Hendryx leaving WVU, but research will continue

Word had been circulating for a few weeks, but West Virginia University researcher Michael Hendryx made it official this weekend with a Facebook post:

I have some news that has been difficult to share but no more procrastination. I am leaving WVU for a new job at Indiana University in Bloomington. I start there on August 1. I will be a professor in public health there as I am here.

Importantly, Dr. Hendryx explained:

We are moving because my wife got a great job offer there that was too good to pass up. I imagine there might be some speculation that I was pressured to leave or something, but that is not the case.

He continued:

To those of you who are aware of my work, please know that it will continue. We are collecting air samples in communities impacted by MTR right now. I am working on more community health surveys. MTR needs to stop because it is harmful to human health, and I am going to continue to work on this, as are others who are here in WV and elsewhere.

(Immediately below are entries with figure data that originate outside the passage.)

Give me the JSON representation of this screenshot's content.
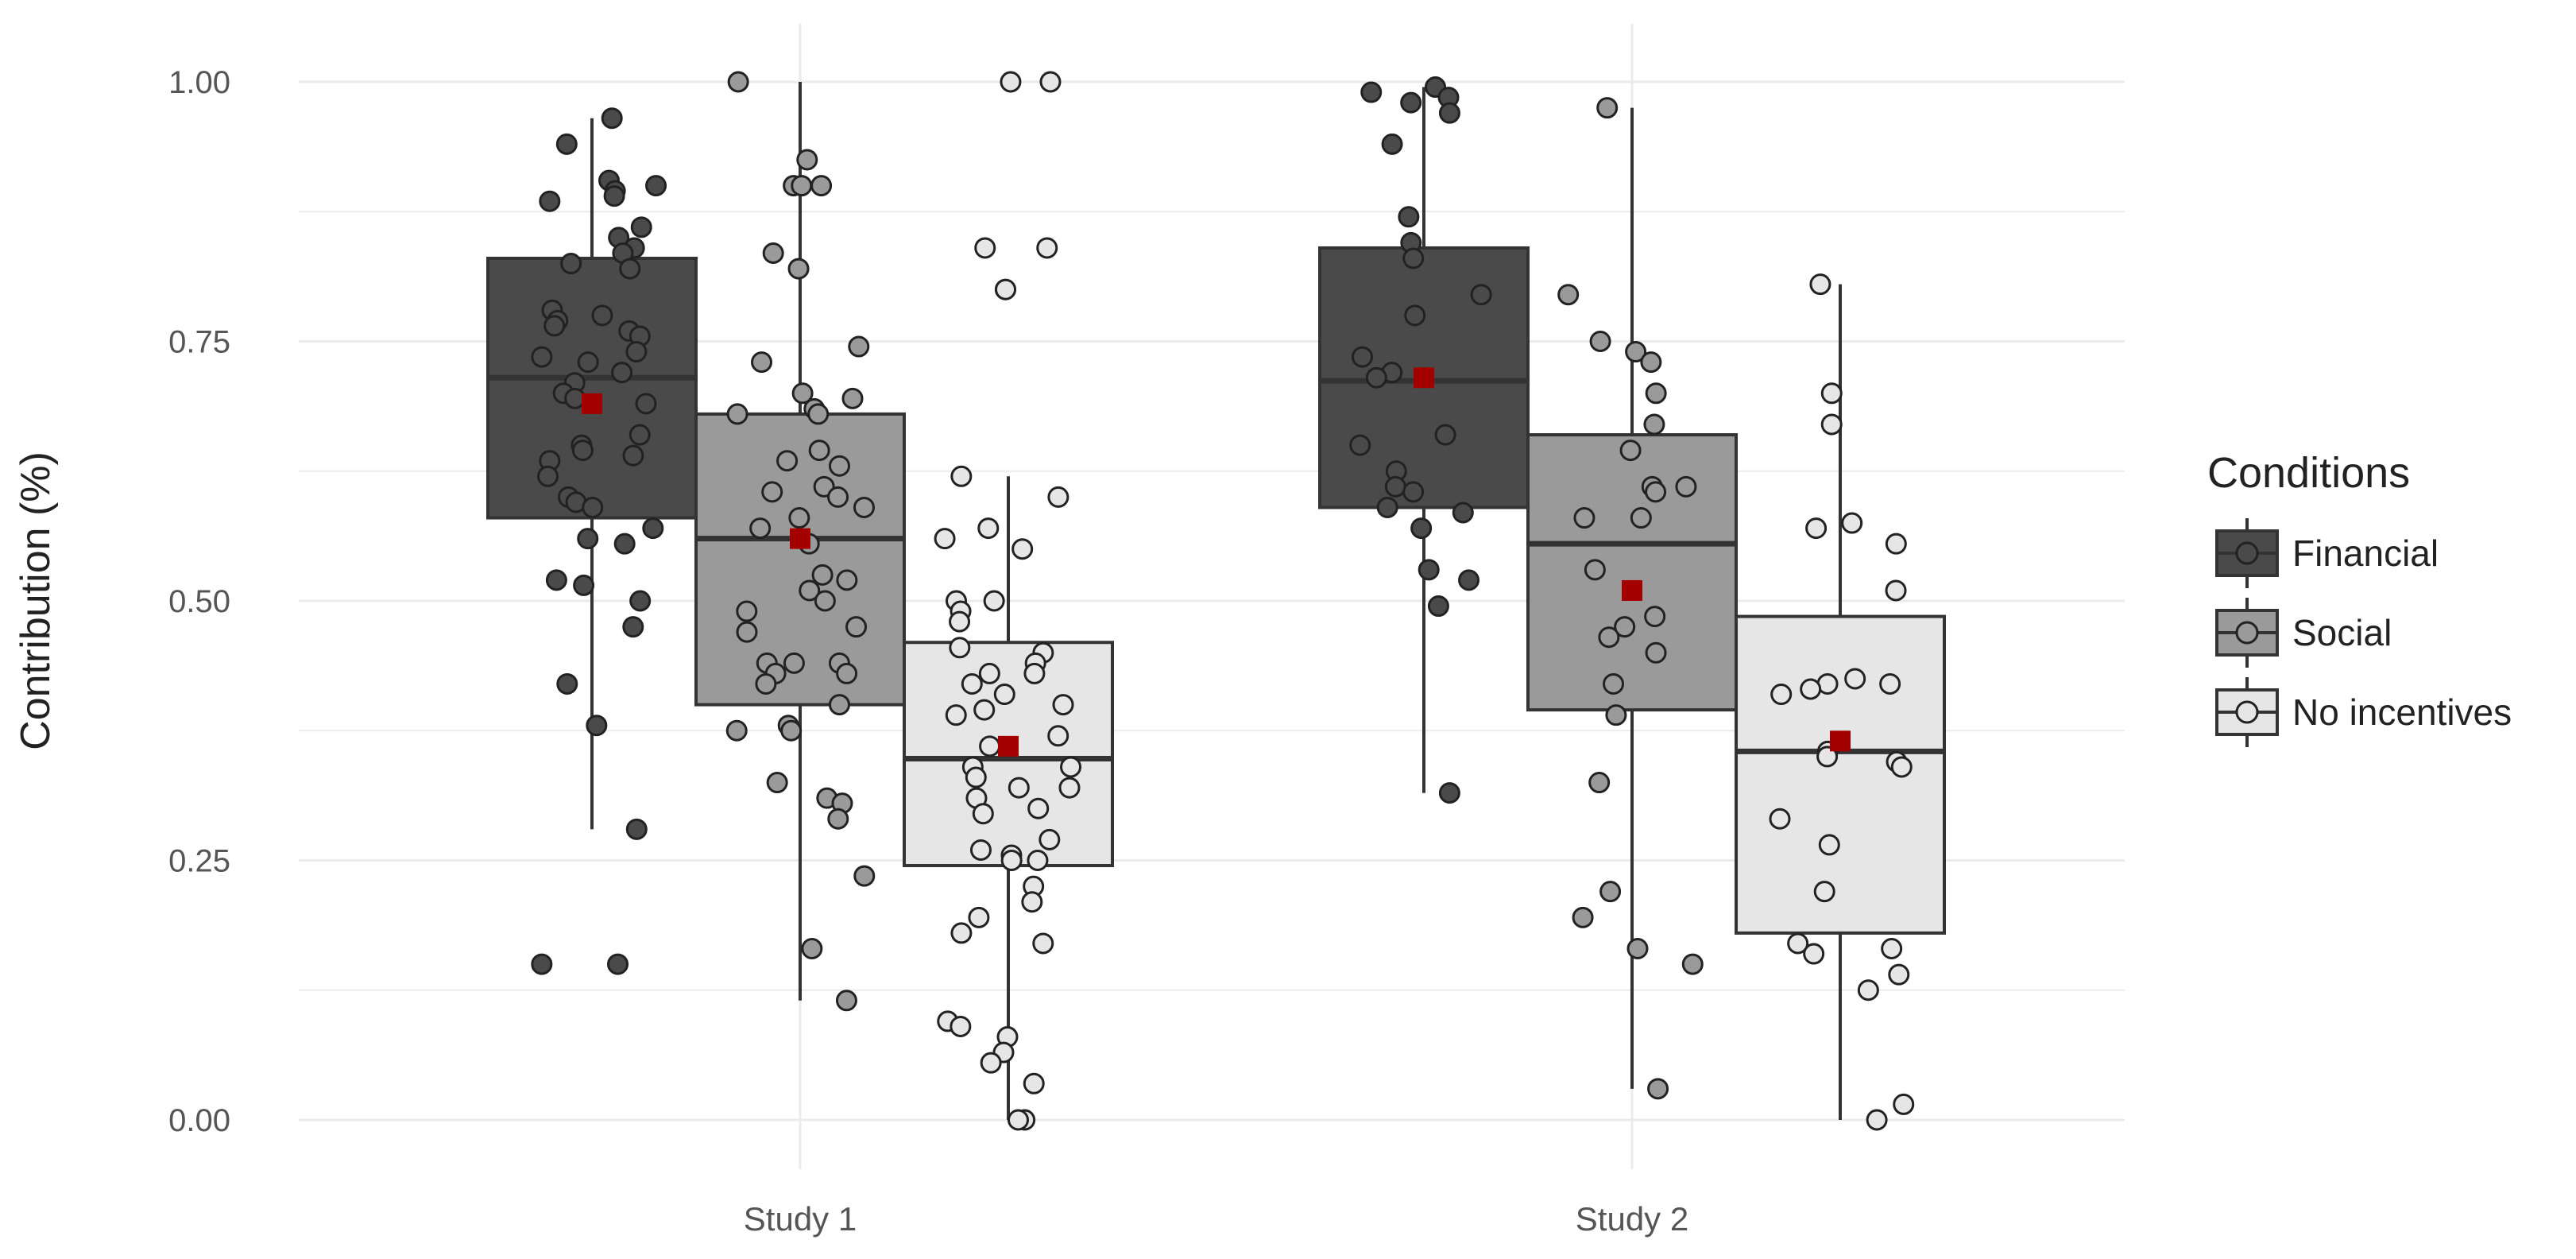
{
  "chart_data": {
    "type": "boxplot",
    "ylabel": "Contribution (%)",
    "xlabel": "",
    "categories": [
      "Study 1",
      "Study 2"
    ],
    "ylim": [
      -0.04,
      1.04
    ],
    "y_ticks": [
      0.0,
      0.25,
      0.5,
      0.75,
      1.0
    ],
    "y_tick_labels": [
      "0.00",
      "0.25",
      "0.50",
      "0.75",
      "1.00"
    ],
    "grid": true,
    "legend": {
      "title": "Conditions",
      "position": "right",
      "entries": [
        "Financial",
        "Social",
        "No incentives"
      ]
    },
    "colors": {
      "Financial": "#4a4a4a",
      "Social": "#9a9a9a",
      "No incentives": "#e6e6e6",
      "mean_marker": "#a50000",
      "grid": "#ebebeb",
      "box_stroke": "#333333"
    },
    "series": [
      {
        "name": "Financial",
        "boxes": [
          {
            "category": "Study 1",
            "whisker_low": 0.28,
            "q1": 0.58,
            "median": 0.715,
            "q3": 0.83,
            "whisker_high": 0.965,
            "mean": 0.69,
            "points": [
              0.965,
              0.94,
              0.905,
              0.9,
              0.895,
              0.89,
              0.885,
              0.86,
              0.85,
              0.84,
              0.835,
              0.825,
              0.82,
              0.78,
              0.775,
              0.77,
              0.765,
              0.76,
              0.755,
              0.74,
              0.735,
              0.73,
              0.72,
              0.71,
              0.7,
              0.695,
              0.69,
              0.66,
              0.65,
              0.645,
              0.64,
              0.635,
              0.62,
              0.6,
              0.595,
              0.59,
              0.57,
              0.56,
              0.555,
              0.52,
              0.515,
              0.5,
              0.475,
              0.42,
              0.38,
              0.28,
              0.15,
              0.15
            ]
          },
          {
            "category": "Study 2",
            "whisker_low": 0.315,
            "q1": 0.59,
            "median": 0.712,
            "q3": 0.84,
            "whisker_high": 0.995,
            "mean": 0.715,
            "points": [
              0.995,
              0.99,
              0.985,
              0.98,
              0.97,
              0.94,
              0.87,
              0.845,
              0.83,
              0.795,
              0.775,
              0.735,
              0.72,
              0.715,
              0.66,
              0.65,
              0.625,
              0.61,
              0.605,
              0.59,
              0.585,
              0.57,
              0.53,
              0.52,
              0.495,
              0.315
            ]
          }
        ]
      },
      {
        "name": "Social",
        "boxes": [
          {
            "category": "Study 1",
            "whisker_low": 0.115,
            "q1": 0.4,
            "median": 0.56,
            "q3": 0.68,
            "whisker_high": 1.0,
            "mean": 0.56,
            "points": [
              1.0,
              0.925,
              0.9,
              0.9,
              0.9,
              0.835,
              0.82,
              0.745,
              0.73,
              0.7,
              0.695,
              0.685,
              0.68,
              0.68,
              0.645,
              0.635,
              0.63,
              0.61,
              0.605,
              0.6,
              0.59,
              0.58,
              0.57,
              0.555,
              0.525,
              0.52,
              0.51,
              0.5,
              0.49,
              0.475,
              0.47,
              0.44,
              0.44,
              0.44,
              0.43,
              0.43,
              0.42,
              0.4,
              0.38,
              0.375,
              0.375,
              0.325,
              0.31,
              0.305,
              0.29,
              0.235,
              0.165,
              0.115
            ]
          },
          {
            "category": "Study 2",
            "whisker_low": 0.03,
            "q1": 0.395,
            "median": 0.555,
            "q3": 0.66,
            "whisker_high": 0.975,
            "mean": 0.51,
            "points": [
              0.975,
              0.795,
              0.75,
              0.74,
              0.73,
              0.7,
              0.67,
              0.645,
              0.61,
              0.61,
              0.605,
              0.58,
              0.58,
              0.53,
              0.485,
              0.475,
              0.465,
              0.45,
              0.42,
              0.39,
              0.325,
              0.22,
              0.195,
              0.165,
              0.15,
              0.03
            ]
          }
        ]
      },
      {
        "name": "No incentives",
        "boxes": [
          {
            "category": "Study 1",
            "whisker_low": 0.0,
            "q1": 0.245,
            "median": 0.348,
            "q3": 0.46,
            "whisker_high": 0.62,
            "mean": 0.36,
            "points": [
              1.0,
              1.0,
              0.84,
              0.84,
              0.8,
              0.8,
              0.62,
              0.6,
              0.57,
              0.56,
              0.55,
              0.5,
              0.5,
              0.49,
              0.48,
              0.455,
              0.45,
              0.44,
              0.43,
              0.43,
              0.42,
              0.41,
              0.4,
              0.395,
              0.39,
              0.37,
              0.36,
              0.34,
              0.34,
              0.33,
              0.32,
              0.32,
              0.31,
              0.3,
              0.295,
              0.27,
              0.26,
              0.255,
              0.25,
              0.25,
              0.225,
              0.21,
              0.195,
              0.18,
              0.17,
              0.095,
              0.09,
              0.08,
              0.065,
              0.055,
              0.035,
              0.0,
              0.0
            ]
          },
          {
            "category": "Study 2",
            "whisker_low": 0.0,
            "q1": 0.18,
            "median": 0.355,
            "q3": 0.485,
            "whisker_high": 0.805,
            "mean": 0.365,
            "points": [
              0.805,
              0.7,
              0.67,
              0.575,
              0.57,
              0.555,
              0.51,
              0.425,
              0.42,
              0.42,
              0.415,
              0.41,
              0.355,
              0.35,
              0.345,
              0.34,
              0.29,
              0.265,
              0.22,
              0.17,
              0.165,
              0.16,
              0.14,
              0.125,
              0.015,
              0.0
            ]
          }
        ]
      }
    ]
  }
}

We’ve written about Dr. Hendryx and his work many times in the Gazette and on this blog (see here, here and here, for example), but I can’t help but remember his story about trying when he first moved to West Virginia to find literature in scientific journals about the potential human health impacts of large-scale strip-mining:

Hendryx is clearly mining a rich vein of health issues in coal country and his work points to alarming impacts of the most destructive form of mining. Part of what makes his work so interesting is that no one had done it before. Mountaintop removal mining has been a controversial issue in Appalachia since at least the mid-1990s and coalfield citizens have long complained of health problems, and possible links to coal and rock dust from blasting and trucking, contaminated streams and groundwater, and toxic chemicals at coal preparation plants. Yet when Hendryx arrived in West Virginia he found almost no scientific health investigation work underway.

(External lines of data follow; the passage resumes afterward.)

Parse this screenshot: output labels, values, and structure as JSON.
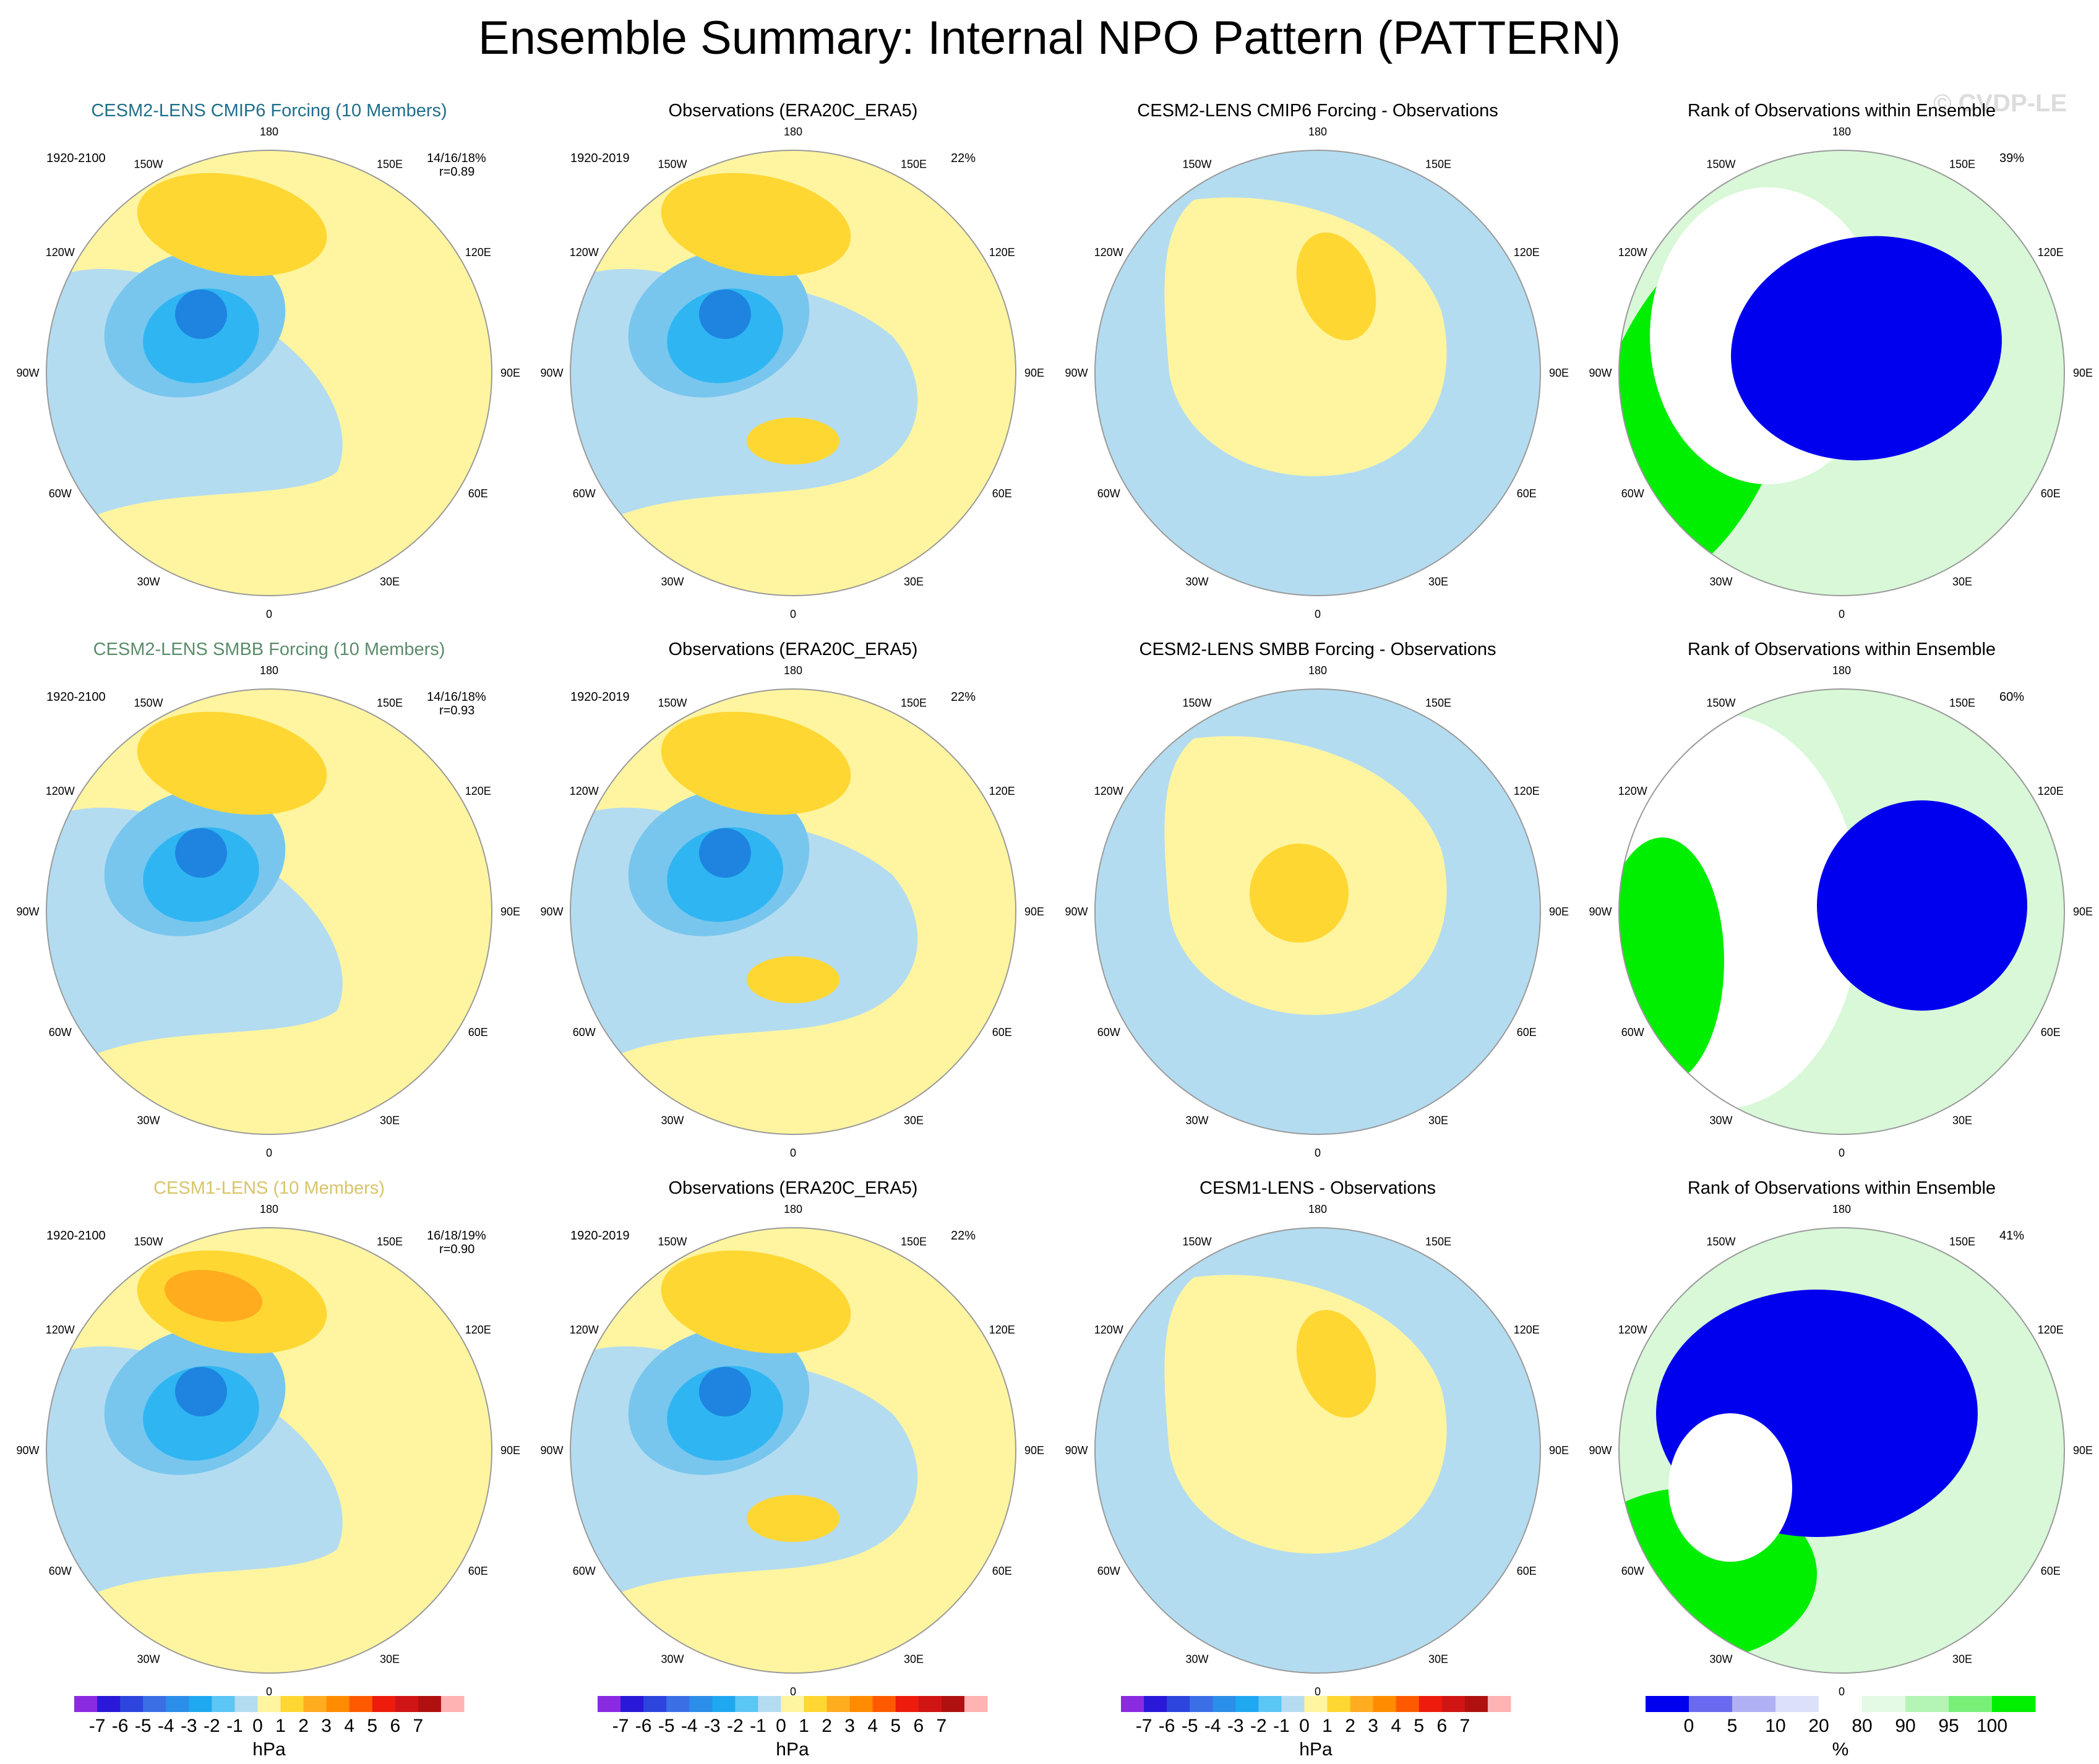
{
  "title": "Ensemble Summary: Internal NPO Pattern (PATTERN)",
  "watermark": "© CVDP-LE",
  "colors": {
    "model_title_row1": "#1f6f8b",
    "model_title_row2": "#5b8c6a",
    "model_title_row3": "#d8c46a",
    "ocean_neg1": "#b4dcf0",
    "neg2": "#78c6ee",
    "neg3": "#2fb6f2",
    "neg4": "#1e84e0",
    "pos1": "#fff5a0",
    "pos2": "#ffd733",
    "pos3": "#ffac1f",
    "rank_low": "#0000ee",
    "rank_mid": "#ffffff",
    "rank_high": "#00ee00",
    "rank_lightgreen": "#d8f8d8",
    "rank_lightblue": "#dce0f8"
  },
  "longitude_labels": [
    "180",
    "150E",
    "120E",
    "90E",
    "60E",
    "30E",
    "0",
    "30W",
    "60W",
    "90W",
    "120W",
    "150W"
  ],
  "rows": [
    {
      "model": {
        "title": "CESM2-LENS CMIP6 Forcing (10 Members)",
        "period": "1920-2100",
        "pct": "14/16/18%",
        "r": "r=0.89"
      },
      "obs": {
        "title": "Observations (ERA20C_ERA5)",
        "period": "1920-2019",
        "pct": "22%"
      },
      "diff": {
        "title": "CESM2-LENS CMIP6 Forcing - Observations"
      },
      "rank": {
        "title": "Rank of Observations within Ensemble",
        "pct": "39%"
      }
    },
    {
      "model": {
        "title": "CESM2-LENS SMBB Forcing (10 Members)",
        "period": "1920-2100",
        "pct": "14/16/18%",
        "r": "r=0.93"
      },
      "obs": {
        "title": "Observations (ERA20C_ERA5)",
        "period": "1920-2019",
        "pct": "22%"
      },
      "diff": {
        "title": "CESM2-LENS SMBB Forcing - Observations"
      },
      "rank": {
        "title": "Rank of Observations within Ensemble",
        "pct": "60%"
      }
    },
    {
      "model": {
        "title": "CESM1-LENS (10 Members)",
        "period": "1920-2100",
        "pct": "16/18/19%",
        "r": "r=0.90"
      },
      "obs": {
        "title": "Observations (ERA20C_ERA5)",
        "period": "1920-2019",
        "pct": "22%"
      },
      "diff": {
        "title": "CESM1-LENS - Observations"
      },
      "rank": {
        "title": "Rank of Observations within Ensemble",
        "pct": "41%"
      }
    }
  ],
  "hpa_colorbar": {
    "unit": "hPa",
    "ticks": [
      "-7",
      "-6",
      "-5",
      "-4",
      "-3",
      "-2",
      "-1",
      "0",
      "1",
      "2",
      "3",
      "4",
      "5",
      "6",
      "7"
    ],
    "colors": [
      "#8a2be2",
      "#2a18d8",
      "#2d45dd",
      "#3a6fe6",
      "#2b8ee8",
      "#1fa8f0",
      "#5cc6f5",
      "#b4dcf0",
      "#fff5a0",
      "#ffd733",
      "#ffac1f",
      "#ff8c00",
      "#ff5a00",
      "#ee1c0c",
      "#d01414",
      "#b01010",
      "#ffb3b3"
    ]
  },
  "rank_colorbar": {
    "unit": "%",
    "ticks": [
      "0",
      "5",
      "10",
      "20",
      "80",
      "90",
      "95",
      "100"
    ],
    "colors": [
      "#0000ee",
      "#6a6af0",
      "#b0b0f4",
      "#dce0f8",
      "#ffffff",
      "#e4fae4",
      "#b4f4b4",
      "#78f078",
      "#00ee00"
    ]
  }
}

“When I did a literature review I couldn’t find anything!” he said. “I was really surprised. There were lots of stories, lots of anecdotes about health problems for people in mining environments but very little, almost no research.”

I asked him why he thought no other researchers had looked into these issues.

“I’ve asked myself that same question,“ he said. “When I first started to talk to some of my colleagues here at the University, um, I think they were skeptical. I think they probably assumed that the health problems here were due to other factors, they were just the result of poverty, or just the result of poor health behaviors like smoking, and didn’t think that the mining contributions were real. I don’t know why. But the more I look, the more I’ve seen and the more concerned I’ve become. And from a public health perspective I really think the coal mining problems we have in the state is one of the biggest health problems we face.”

The work that Dr. Hendryx started — and that he and others are continuing — really changed the nature of the discussion about mountaintop removal — even if political leaders don’t want to hear about it and the coal industry is spending a ton of money trying to challenge his work.